Hi Sue, many folks tumble their chain maille jewelry for several reasons. Yes, tumbling will further harden the links. It will also remove any burrs, clean the work, and give it a nice shine. You do need to be aware that any wire that will normally tarnish with time, will still tarnish after tumbling.

In my studio, we occasionally tumble my daughter’s chain maille jewelry. When? Well, only if she is working with home-made jump rings that may have burrs from the saw blade. We place finished pieces (pure chain maille, without any beads) into a small barrel with 1 pound of mixed stainless steel shot, a small squirt of blue, original Dawn and enough water to cover the contents. Then we turn on the tumbler and leave it to run for about 1 hour. Then we remove the finished items, rinse them thoroughly under running water, and leave them on a towel to air dry.

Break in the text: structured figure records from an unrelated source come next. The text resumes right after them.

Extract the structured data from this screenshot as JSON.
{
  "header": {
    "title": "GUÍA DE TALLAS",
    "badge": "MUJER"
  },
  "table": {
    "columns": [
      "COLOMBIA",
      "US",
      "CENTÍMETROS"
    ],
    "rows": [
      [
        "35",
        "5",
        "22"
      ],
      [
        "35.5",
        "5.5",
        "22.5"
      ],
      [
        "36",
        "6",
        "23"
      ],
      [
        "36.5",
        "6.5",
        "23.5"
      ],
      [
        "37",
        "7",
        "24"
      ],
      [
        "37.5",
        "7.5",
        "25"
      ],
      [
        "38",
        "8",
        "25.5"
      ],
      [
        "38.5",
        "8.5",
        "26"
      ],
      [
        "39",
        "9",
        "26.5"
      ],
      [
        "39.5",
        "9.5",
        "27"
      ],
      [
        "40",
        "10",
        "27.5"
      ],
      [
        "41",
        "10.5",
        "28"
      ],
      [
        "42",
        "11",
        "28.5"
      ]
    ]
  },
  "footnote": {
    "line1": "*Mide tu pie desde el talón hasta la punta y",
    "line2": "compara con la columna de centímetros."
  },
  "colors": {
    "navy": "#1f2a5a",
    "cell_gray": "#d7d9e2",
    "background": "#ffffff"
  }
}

The final step is to rinse the shot, let it air dry, and then store it until the next need. We put the dry shot in a plastic container with several silica gel packs. Many people, including us, save the silica gel packets that are packed into so many items today. If you need to purchase more, I like the company Silica Gel Packets.

In writing the article Tumbling Your Jewelry, faculty member Mary Bailey interviewed several folks who regularly use a tumbler with their finished jewelry. As you are thinking about a tumbler, you may find some useful information that will help you decide whether or not to tumble your finished chain maille pieces.